Viktor didn’t move. Neither did the woman next to him.
“Sir. Sir.” A little louder.
The attendant looked back at her group and shrugged.
Viktor gasped and jolted awake. The woman next to him flinched and let out a hushed yip.
The pain was back with a vengeance, drilling into the nerve cells in his stomach and behind his eyes, sparking agony as it burrowed deeper. He scrambled to his feet, spun, and almost fell back into the seat.
He licked his lips and grabbed his bag as tremors shook his limbs. Despite the loss of control, he still managed to hang on to the handle in one hand and pull himself along with the other. The attendants backed away as he staggered down the aisle.
Someone at the far end of the tunnel spoke into a phone. Viktor didn’t like that.
When he got within four feet, he bared his teeth and growled at the flight attendant on the phone.
She flinched and dropped it.
He leaned away and stumbled up the ramp, out into the bright lights of customs, and took three hitching breaths. A bewildering labyrinth of lines that looked like they had been laid out by a couple of drunk government employees waited impatiently, all strung together with fake velvet ropes. Thirty or so passengers stood in line, sneaking glances back at him.
Their eyes crawled across his skin.
One of the pouches squirmed against his left hip and just like that, that furtive itch scrabbled across his back and Viktor couldn’t take it anymore. He finally simply surrendered and let the shrieking in his head blot out everything else.
CHAPTER 2
7:24 PM
December 27
“Those flowers really bring out the color of your eyes,” Sam told his partner.
“Damn. Can’t tell you how touched I am that you noticed,” Ed said. “Keeps me up at night sometimes, worrying if I’m handsome enough.”
Sam tried not to smile and sipped his coffee instead. A snowstorm out over the Rockies had delayed Ed’s girlfriend’s flight, and the coffee had gotten cold and bitter while they waited.
It was late, and O’Hare was quiet. Bleary-eyed travellers trickled down the escalators from customs upstairs. Below, in the baggage claim area, most of the benches were empty; a few people sat along the snaking conveyer belts, waiting impatiently for the airlines to track down missing bags.

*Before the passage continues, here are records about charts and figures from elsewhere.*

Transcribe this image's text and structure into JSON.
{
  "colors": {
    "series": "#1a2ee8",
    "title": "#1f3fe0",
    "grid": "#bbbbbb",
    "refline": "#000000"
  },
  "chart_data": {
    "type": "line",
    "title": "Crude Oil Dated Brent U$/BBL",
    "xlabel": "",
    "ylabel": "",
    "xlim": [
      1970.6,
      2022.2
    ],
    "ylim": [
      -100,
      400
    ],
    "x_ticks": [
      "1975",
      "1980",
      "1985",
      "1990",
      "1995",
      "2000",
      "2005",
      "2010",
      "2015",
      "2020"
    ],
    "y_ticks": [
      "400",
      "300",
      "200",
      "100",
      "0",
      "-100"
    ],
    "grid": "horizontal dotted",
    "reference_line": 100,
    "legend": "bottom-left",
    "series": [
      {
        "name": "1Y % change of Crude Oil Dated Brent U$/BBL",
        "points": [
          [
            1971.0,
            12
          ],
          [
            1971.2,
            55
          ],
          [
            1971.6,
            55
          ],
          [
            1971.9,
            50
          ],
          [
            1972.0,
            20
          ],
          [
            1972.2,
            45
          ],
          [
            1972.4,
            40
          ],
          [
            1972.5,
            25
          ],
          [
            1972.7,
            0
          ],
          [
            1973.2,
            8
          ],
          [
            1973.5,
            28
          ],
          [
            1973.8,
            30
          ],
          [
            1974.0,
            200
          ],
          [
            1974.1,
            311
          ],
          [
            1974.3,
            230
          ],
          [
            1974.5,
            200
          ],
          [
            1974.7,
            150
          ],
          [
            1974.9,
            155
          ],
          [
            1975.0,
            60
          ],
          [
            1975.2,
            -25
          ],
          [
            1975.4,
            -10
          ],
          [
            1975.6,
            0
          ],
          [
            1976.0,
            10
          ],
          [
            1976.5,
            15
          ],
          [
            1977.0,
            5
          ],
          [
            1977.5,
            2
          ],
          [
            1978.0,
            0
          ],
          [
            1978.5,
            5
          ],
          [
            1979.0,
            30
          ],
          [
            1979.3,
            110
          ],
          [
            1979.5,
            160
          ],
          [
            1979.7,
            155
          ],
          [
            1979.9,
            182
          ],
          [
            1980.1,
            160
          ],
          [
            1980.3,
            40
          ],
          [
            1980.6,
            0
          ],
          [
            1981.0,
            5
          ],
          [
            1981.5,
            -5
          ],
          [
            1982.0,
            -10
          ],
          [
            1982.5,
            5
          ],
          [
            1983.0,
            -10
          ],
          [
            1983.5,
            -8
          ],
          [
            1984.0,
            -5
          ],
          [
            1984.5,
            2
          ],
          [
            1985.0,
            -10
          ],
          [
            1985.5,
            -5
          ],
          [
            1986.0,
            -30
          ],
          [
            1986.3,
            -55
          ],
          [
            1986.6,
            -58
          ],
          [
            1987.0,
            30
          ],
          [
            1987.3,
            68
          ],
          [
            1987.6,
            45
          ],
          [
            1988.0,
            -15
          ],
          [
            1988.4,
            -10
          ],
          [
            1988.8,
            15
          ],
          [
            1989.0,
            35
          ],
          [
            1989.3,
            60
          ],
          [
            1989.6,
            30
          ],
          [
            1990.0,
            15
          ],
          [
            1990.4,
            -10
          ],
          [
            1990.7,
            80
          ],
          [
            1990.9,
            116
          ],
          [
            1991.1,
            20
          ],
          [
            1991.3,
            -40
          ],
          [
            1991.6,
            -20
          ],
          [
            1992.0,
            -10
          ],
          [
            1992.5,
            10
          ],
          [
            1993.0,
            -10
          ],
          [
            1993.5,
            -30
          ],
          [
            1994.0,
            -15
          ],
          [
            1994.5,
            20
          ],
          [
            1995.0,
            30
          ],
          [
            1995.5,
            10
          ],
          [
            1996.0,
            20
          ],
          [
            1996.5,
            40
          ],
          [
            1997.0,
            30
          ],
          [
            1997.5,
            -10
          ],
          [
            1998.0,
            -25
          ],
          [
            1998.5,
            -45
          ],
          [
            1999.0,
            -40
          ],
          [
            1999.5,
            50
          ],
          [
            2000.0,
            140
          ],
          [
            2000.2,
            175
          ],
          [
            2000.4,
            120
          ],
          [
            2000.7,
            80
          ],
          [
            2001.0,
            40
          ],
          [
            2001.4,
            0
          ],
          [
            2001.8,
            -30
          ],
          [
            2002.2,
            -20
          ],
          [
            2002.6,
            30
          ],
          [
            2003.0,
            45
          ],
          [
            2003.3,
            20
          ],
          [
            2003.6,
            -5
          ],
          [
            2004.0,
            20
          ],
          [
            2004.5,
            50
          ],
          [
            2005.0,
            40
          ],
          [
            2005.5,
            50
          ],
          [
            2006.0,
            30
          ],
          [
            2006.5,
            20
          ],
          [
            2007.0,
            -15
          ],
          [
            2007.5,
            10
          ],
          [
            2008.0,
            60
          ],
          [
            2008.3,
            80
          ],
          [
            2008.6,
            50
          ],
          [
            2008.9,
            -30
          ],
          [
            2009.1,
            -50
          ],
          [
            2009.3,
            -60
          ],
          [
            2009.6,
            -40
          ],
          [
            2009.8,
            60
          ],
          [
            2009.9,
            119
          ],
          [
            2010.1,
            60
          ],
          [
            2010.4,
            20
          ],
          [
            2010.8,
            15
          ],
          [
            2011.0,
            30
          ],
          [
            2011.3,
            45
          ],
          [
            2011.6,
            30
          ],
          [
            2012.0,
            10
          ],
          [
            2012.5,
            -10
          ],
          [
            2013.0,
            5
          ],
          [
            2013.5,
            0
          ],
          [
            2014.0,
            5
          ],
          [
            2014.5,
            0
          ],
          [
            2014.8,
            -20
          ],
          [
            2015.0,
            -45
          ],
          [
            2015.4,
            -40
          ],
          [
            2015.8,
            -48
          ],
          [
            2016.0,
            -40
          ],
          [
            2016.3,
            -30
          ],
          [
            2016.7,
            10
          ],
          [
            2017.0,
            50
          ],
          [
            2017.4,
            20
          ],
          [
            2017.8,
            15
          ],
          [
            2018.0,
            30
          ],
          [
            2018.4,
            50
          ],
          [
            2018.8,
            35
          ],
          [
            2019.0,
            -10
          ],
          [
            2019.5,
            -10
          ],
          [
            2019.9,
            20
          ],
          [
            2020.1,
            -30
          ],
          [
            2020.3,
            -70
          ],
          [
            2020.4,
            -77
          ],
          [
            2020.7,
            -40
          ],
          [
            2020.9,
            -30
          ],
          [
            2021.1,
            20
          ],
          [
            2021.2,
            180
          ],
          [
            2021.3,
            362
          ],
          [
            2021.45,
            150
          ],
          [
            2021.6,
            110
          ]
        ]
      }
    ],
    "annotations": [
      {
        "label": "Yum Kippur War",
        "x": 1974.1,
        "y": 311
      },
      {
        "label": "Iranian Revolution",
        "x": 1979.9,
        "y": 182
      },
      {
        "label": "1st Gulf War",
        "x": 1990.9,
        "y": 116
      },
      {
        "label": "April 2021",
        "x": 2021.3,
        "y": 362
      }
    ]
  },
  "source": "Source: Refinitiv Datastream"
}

Sam looked back through the double set of glass doors at their unmarked Crown Vic. Calling it unmarked was a joke. Everybody in Chicago knew damn well that nobody drove Crown Vics except cops and those poor deluded schmucks who bought them used for God knew what reason at police auctions. Sam had left it parked illegally right in front of the doors on the lower level, where arriving passengers spilled out of O’Hare. It had been out there long enough to collect a halfhearted, thin layer of snow from a minor snow earlier. He wasn’t worried about any tickets though; O’Hare’s security, like everybody else, knew enough to leave it alone.